Recent evidence (Atran et. al. 1997) supports the hypothesis that, where biological natural kinds are concerned, there is a privileged living-kind category level (or ‘rank’) for the purposes of making inductive inferences. This is the ‘generic-species’ level, which corresponds to the folk-species level in folk taxonomies (although it sometimes corresponds to scientific genera due to the fact that in most locales genera are monospecific and, when they are not, the species are very difficult to tell apart; Atran et. al. 1997:20-21). The generic-species level does not correspond to the ‘basic-level’ category in other taxonomical trees. The basic-level is the most informative on perceptual grounds (e.g. ‘chair’ rather than ‘furniture’, and rather than ‘kitchen chair’; Rosch et. al. 1976), and therefore privileged psychologically in salience, ease of processing, inductive potential, frequency of utterance, ease of learning, and representability. Note that there is a huge gain in information in going from, say, ‘furniture’ to ‘chair’ (the functions, shapes, and uses of chairs are considerably more restricted, and morphologically there are relatively very small variations across chairs, as against the same for different kinds of furniture), and a very small information gain in going from ‘chair’ to ‘kitchen chair’. On perceptual input alone, this also happens at the ‘life-form’ level in biological taxonomies (e.g. bird, tree, fish; see Rosch et. al. 1976). However, Atran et. al. (1997) found that the rank which acts as ‘basic-level’ for inductive inferences is the generic species. This seems to be the case because Atran et. al. tested inductive inferences for ‘hidden’ or non-obvious properties (e.g. susceptibilities to disease, the possession of particular proteins). Thus, whereas a domain-general mechanism does indeed seem responsible for the rank-similarity of the ‘basic-level’ in all sorts of taxonomical domains, the biological domain is different because of the nature of biological information, where countless non-obvious properties cluster at the generic-species level but not the life-form level. This discrepancy between biological taxonomies and other taxonomical trees suggests that there is indeed a privileged biological domain of cognition.

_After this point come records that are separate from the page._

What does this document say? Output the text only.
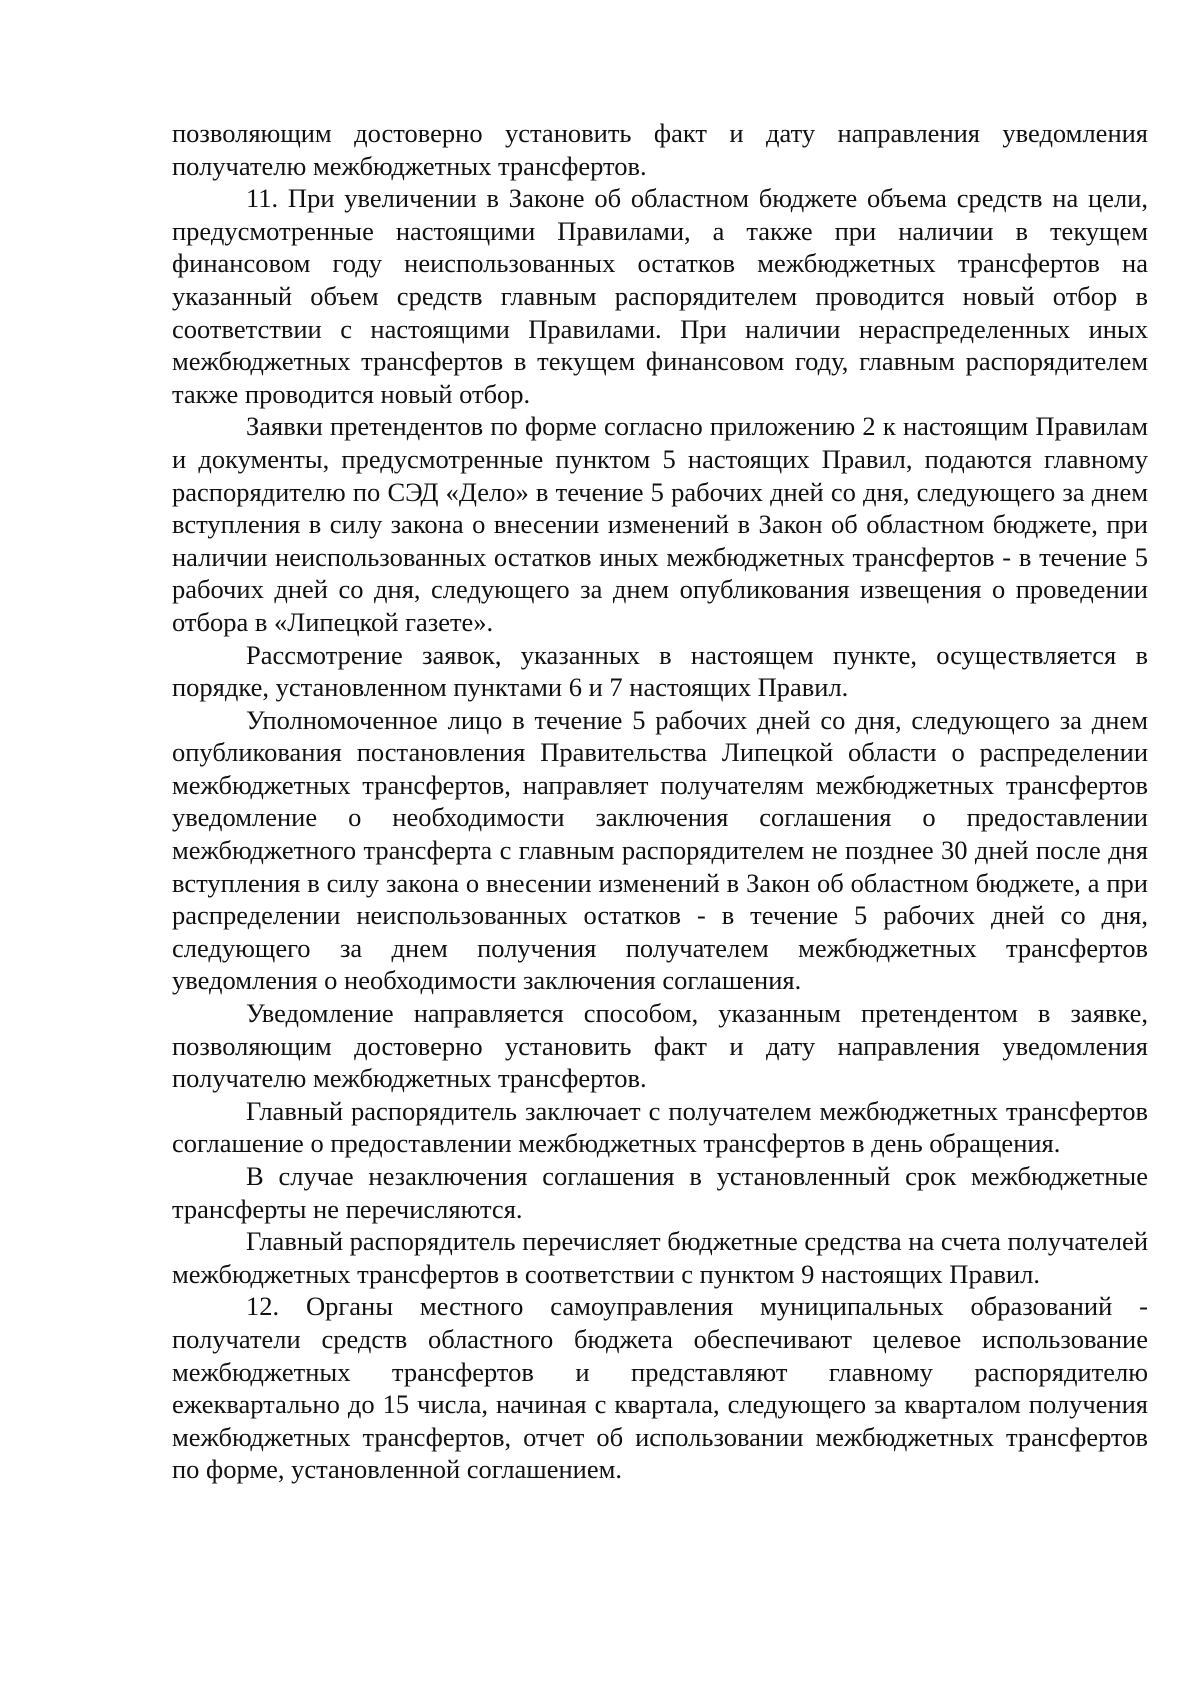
позволяющим достоверно установить факт и дату направления уведомления получателю межбюджетных трансфертов.

11. При увеличении в Законе об областном бюджете объема средств на цели, предусмотренные настоящими Правилами, а также при наличии в текущем финансовом году неиспользованных остатков межбюджетных трансфертов на указанный объем средств главным распорядителем проводится новый отбор в соответствии с настоящими Правилами. При наличии нераспределенных иных межбюджетных трансфертов в текущем финансовом году, главным распорядителем также проводится новый отбор.

Заявки претендентов по форме согласно приложению 2 к настоящим Правилам и документы, предусмотренные пунктом 5 настоящих Правил, подаются главному распорядителю по СЭД «Дело» в течение 5 рабочих дней со дня, следующего за днем вступления в силу закона о внесении изменений в Закон об областном бюджете, при наличии неиспользованных остатков иных межбюджетных трансфертов - в течение 5 рабочих дней со дня, следующего за днем опубликования извещения о проведении отбора в «Липецкой газете».

Рассмотрение заявок, указанных в настоящем пункте, осуществляется в порядке, установленном пунктами 6 и 7 настоящих Правил.

Уполномоченное лицо в течение 5 рабочих дней со дня, следующего за днем опубликования постановления Правительства Липецкой области о распределении межбюджетных трансфертов, направляет получателям межбюджетных трансфертов уведомление о необходимости заключения соглашения о предоставлении межбюджетного трансферта с главным распорядителем не позднее 30 дней после дня вступления в силу закона о внесении изменений в Закон об областном бюджете, а при распределении неиспользованных остатков - в течение 5 рабочих дней со дня, следующего за днем получения получателем межбюджетных трансфертов уведомления о необходимости заключения соглашения.

Уведомление направляется способом, указанным претендентом в заявке, позволяющим достоверно установить факт и дату направления уведомления получателю межбюджетных трансфертов.

Главный распорядитель заключает с получателем межбюджетных трансфертов соглашение о предоставлении межбюджетных трансфертов в день обращения.

В случае незаключения соглашения в установленный срок межбюджетные трансферты не перечисляются.

Главный распорядитель перечисляет бюджетные средства на счета получателей межбюджетных трансфертов в соответствии с пунктом 9 настоящих Правил.

12. Органы местного самоуправления муниципальных образований - получатели средств областного бюджета обеспечивают целевое использование межбюджетных трансфертов и представляют главному распорядителю ежеквартально до 15 числа, начиная с квартала, следующего за кварталом получения межбюджетных трансфертов, отчет об использовании межбюджетных трансфертов по форме, установленной соглашением.
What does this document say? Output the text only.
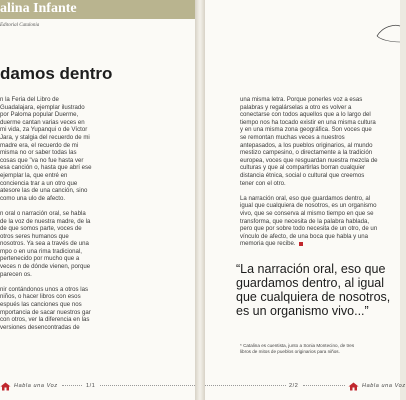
alina Infante
Editorial Catalonia
damos dentro

n la Feria del Libro de Guadalajara, ejemplar ilustrado por Paloma popular Duerme, duerme cantan varias veces en mi vida, za Yupanqui o de Víctor Jara, y stalgia del recuerdo de mi madre era, el recuerdo de mi misma no or saber todas las cosas que "va no fue hasta ver esa canción o, hasta que abrí ese ejemplar la, que entré en conciencia trar a un otro que atesore las de una canción, sino como una ulo de afecto.

n oral o narración oral, se habla de la voz de nuestra madre, de la de que somos parte, voces de otros seres humanos que nosotros. Ya sea a través de una mpo o en una rima tradicional, pertenecido por mucho que a veces n de dónde vienen, porque parecen os.

nir contándonos unos a otros las niños, o hacer libros con esos espués las canciones que nos mportancia de sacar nuestros gar con otros, ver la diferencia en las versiones desencontradas de

una misma letra. Porque ponerles voz a esas palabras y regalárselas a otro es volver a conectarse con todos aquellos que a lo largo del tiempo nos ha tocado existir en una misma cultura y en una misma zona geográfica. Son voces que se remontan muchas veces a nuestros antepasados, a los pueblos originarios, al mundo mestizo campesino, o directamente a la tradición europea, voces que resguardan nuestra mezcla de culturas y que al compartirlas borran cualquier distancia étnica, social o cultural que creemos tener con el otro.

La narración oral, eso que guardamos dentro, al igual que cualquiera de nosotros, es un organismo vivo, que se conserva al mismo tiempo en que se transforma, que necesita de la palabra hablada, pero que por sobre todo necesita de un otro, de un vínculo de afecto, de una boca que habla y una memoria que recibe.

“La narración oral, eso que guardamos dentro, al igual que cualquiera de nosotros, es un organismo vivo...”
* Catalina es cuentista, junto a Sonia Montecino, de tres libros de mitos de pueblos originarios para niños.
Habla una Voz	1/1	2/2	Habla una Voz
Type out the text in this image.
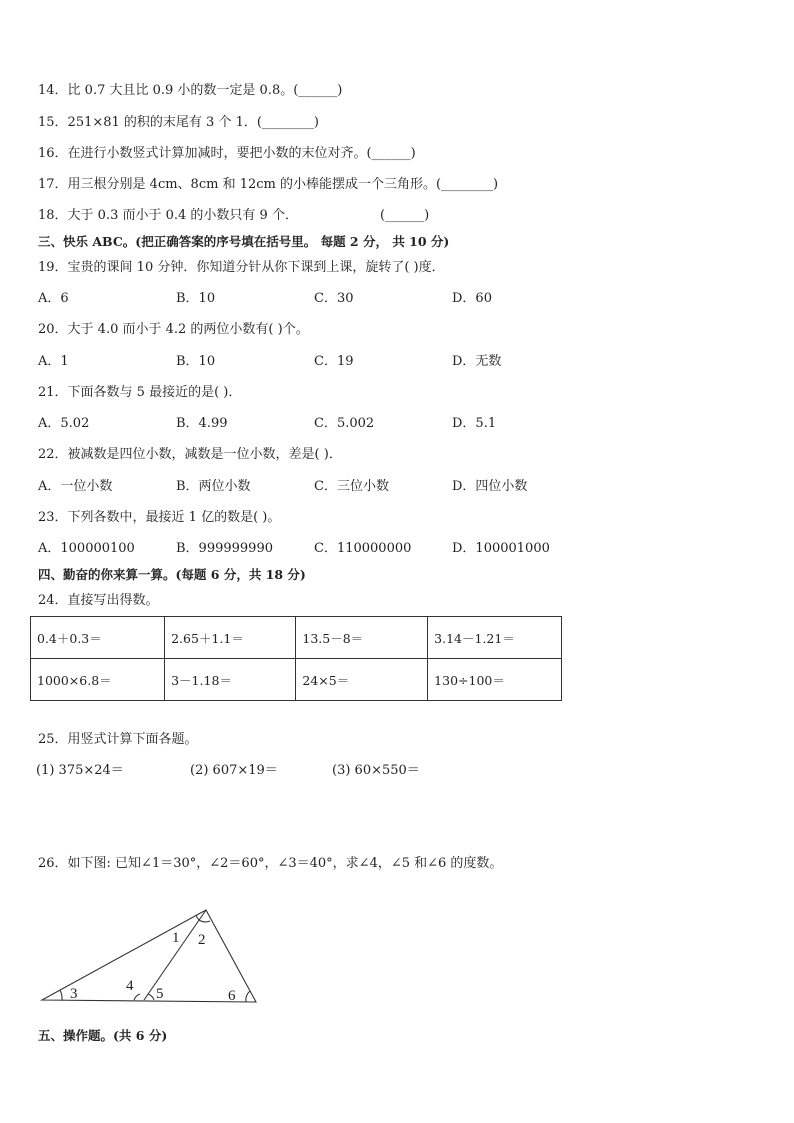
14．比 0.7 大且比 0.9 小的数一定是 0.8。(______)
15．251×81 的积的末尾有 3 个 1．(________)
16．在进行小数竖式计算加减时，要把小数的末位对齐。(______)
17．用三根分别是 4cm、8cm 和 12cm 的小棒能摆成一个三角形。(________)
18．大于 0.3 而小于 0.4 的小数只有 9 个．	(______)
三、快乐 ABC。(把正确答案的序号填在括号里。 每题 2 分， 共 10 分)
19．宝贵的课间 10 分钟．你知道分针从你下课到上课，旋转了( )度．
A．6	B．10	C．30	D．60
20．大于 4.0 而小于 4.2 的两位小数有( )个。
A．1	B．10	C．19	D．无数
21．下面各数与 5 最接近的是( )．
A．5.02	B．4.99	C．5.002	D．5.1
22．被减数是四位小数，减数是一位小数，差是( )．
A．一位小数	B．两位小数	C．三位小数	D．四位小数
23．下列各数中，最接近 1 亿的数是( )。
A．100000100	B．999999990	C．110000000	D．100001000
四、勤奋的你来算一算。(每题 6 分，共 18 分)
24．直接写出得数。
0.4＋0.3＝	2.65＋1.1＝	13.5－8＝	3.14－1.21＝
1000×6.8＝	3－1.18＝	24×5＝	130÷100＝
25．用竖式计算下面各题。
(1) 375×24＝	(2) 607×19＝	(3) 60×550＝
26．如下图: 已知∠1＝30°，∠2＝60°，∠3＝40°，求∠4，∠5 和∠6 的度数。
1 2
3	4 5	6
五、操作题。(共 6 分)
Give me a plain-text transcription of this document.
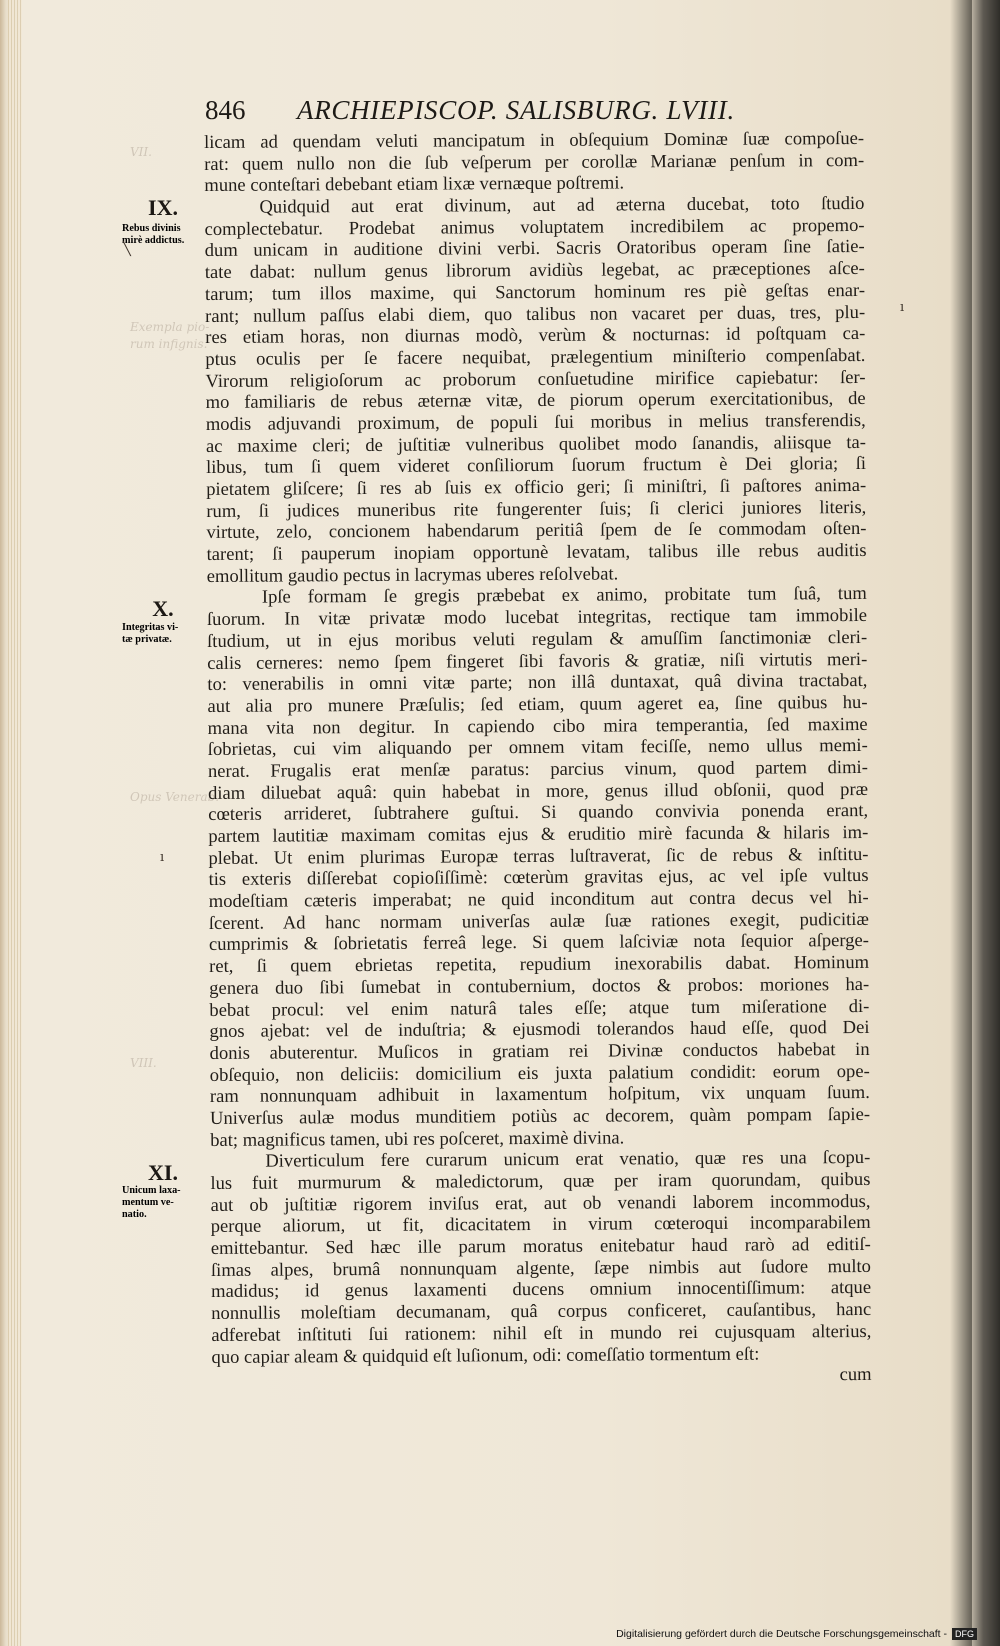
846 ARCHIEPISCOP. SALISBURG. LVIII.
VII.
Exempla pio-
rum infignis.
VIII.
Opus Venerab.
IX.
Rebus divinis
mirè addictus.
X.
Integritas vi-
tæ privatæ.
XI.
Unicum laxa-
mentum ve-
natio.
licam ad quendam veluti mancipatum in obſequium Dominæ ſuæ compoſue-
rat: quem nullo non die ſub veſperum per corollæ Marianæ penſum in com-
mune conteſtari debebant etiam lixæ vernæque poſtremi.
Quidquid aut erat divinum, aut ad æterna ducebat, toto ſtudio
complectebatur. Prodebat animus voluptatem incredibilem ac propemo-
dum unicam in auditione divini verbi. Sacris Oratoribus operam ſine ſatie-
tate dabat: nullum genus librorum avidiùs legebat, ac præceptiones aſce-
tarum; tum illos maxime, qui Sanctorum hominum res piè geſtas enar-
rant; nullum paſſus elabi diem, quo talibus non vacaret per duas, tres, plu-
res etiam horas, non diurnas modò, verùm & nocturnas: id poſtquam ca-
ptus oculis per ſe facere nequibat, prælegentium miniſterio compenſabat.
Virorum religioſorum ac proborum conſuetudine mirifice capiebatur: ſer-
mo familiaris de rebus æternæ vitæ, de piorum operum exercitationibus, de
modis adjuvandi proximum, de populi ſui moribus in melius transferendis,
ac maxime cleri; de juſtitiæ vulneribus quolibet modo ſanandis, aliisque ta-
libus, tum ſi quem videret conſiliorum ſuorum fructum è Dei gloria; ſi
pietatem gliſcere; ſi res ab ſuis ex officio geri; ſi miniſtri, ſi paſtores anima-
rum, ſi judices muneribus rite fungerenter ſuis; ſi clerici juniores literis,
virtute, zelo, concionem habendarum peritiâ ſpem de ſe commodam oſten-
tarent; ſi pauperum inopiam opportunè levatam, talibus ille rebus auditis
emollitum gaudio pectus in lacrymas uberes reſolvebat.
Ipſe formam ſe gregis præbebat ex animo, probitate tum ſuâ, tum
ſuorum. In vitæ privatæ modo lucebat integritas, rectique tam immobile
ſtudium, ut in ejus moribus veluti regulam & amuſſim ſanctimoniæ cleri-
calis cerneres: nemo ſpem fingeret ſibi favoris & gratiæ, niſi virtutis meri-
to: venerabilis in omni vitæ parte; non illâ duntaxat, quâ divina tractabat,
aut alia pro munere Præſulis; ſed etiam, quum ageret ea, ſine quibus hu-
mana vita non degitur. In capiendo cibo mira temperantia, ſed maxime
ſobrietas, cui vim aliquando per omnem vitam feciſſe, nemo ullus memi-
nerat. Frugalis erat menſæ paratus: parcius vinum, quod partem dimi-
diam diluebat aquâ: quin habebat in more, genus illud obſonii, quod præ
cœteris arrideret, ſubtrahere guſtui. Si quando convivia ponenda erant,
partem lautitiæ maximam comitas ejus & eruditio mirè facunda & hilaris im-
plebat. Ut enim plurimas Europæ terras luſtraverat, ſic de rebus & inſtitu-
tis exteris diſſerebat copioſiſſimè: cœterùm gravitas ejus, ac vel ipſe vultus
modeſtiam cæteris imperabat; ne quid inconditum aut contra decus vel hi-
ſcerent. Ad hanc normam univerſas aulæ ſuæ rationes exegit, pudicitiæ
cumprimis & ſobrietatis ferreâ lege. Si quem laſciviæ nota ſequior aſperge-
ret, ſi quem ebrietas repetita, repudium inexorabilis dabat. Hominum
genera duo ſibi ſumebat in contubernium, doctos & probos: moriones ha-
bebat procul: vel enim naturâ tales eſſe; atque tum miſeratione di-
gnos ajebat: vel de induſtria; & ejusmodi tolerandos haud eſſe, quod Dei
donis abuterentur. Muſicos in gratiam rei Divinæ conductos habebat in
obſequio, non deliciis: domicilium eis juxta palatium condidit: eorum ope-
ram nonnunquam adhibuit in laxamentum hoſpitum, vix unquam ſuum.
Univerſus aulæ modus munditiem potiùs ac decorem, quàm pompam ſapie-
bat; magnificus tamen, ubi res poſceret, maximè divina.
Diverticulum fere curarum unicum erat venatio, quæ res una ſcopu-
lus fuit murmurum & maledictorum, quæ per iram quorundam, quibus
aut ob juſtitiæ rigorem inviſus erat, aut ob venandi laborem incommodus,
perque aliorum, ut fit, dicacitatem in virum cœteroqui incomparabilem
emittebantur. Sed hæc ille parum moratus enitebatur haud rarò ad editiſ-
ſimas alpes, brumâ nonnunquam algente, ſæpe nimbis aut ſudore multo
madidus; id genus laxamenti ducens omnium innocentiſſimum: atque
nonnullis moleſtiam decumanam, quâ corpus conficeret, cauſantibus, hanc
adferebat inſtituti ſui rationem: nihil eſt in mundo rei cujusquam alterius,
quo capiar aleam & quidquid eſt luſionum, odi: comeſſatio tormentum eſt:
cum
╲
ı
ı
Digitalisierung gefördert durch die Deutsche Forschungsgemeinschaft - DFG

The idea is that universal, possibly innate, principles lead people to believe that visible morpho-typical patterns of each readily identifiable generic species, as well as non-obvious aspects of biological functioning, are causally produced by an underlying essence. The nature of this essence is initially unknown but presumed.— Atran et. al. (1997:37)

Atran et. al. (1997), by comparing the performances of the inhabitants of two very widely divergent cultures, and finding in both an absolute privilege of the generic-species level for the purposes of inductive inferences, support the hypothesis that the living-kinds or ‘folkbiology’ module is a human universal.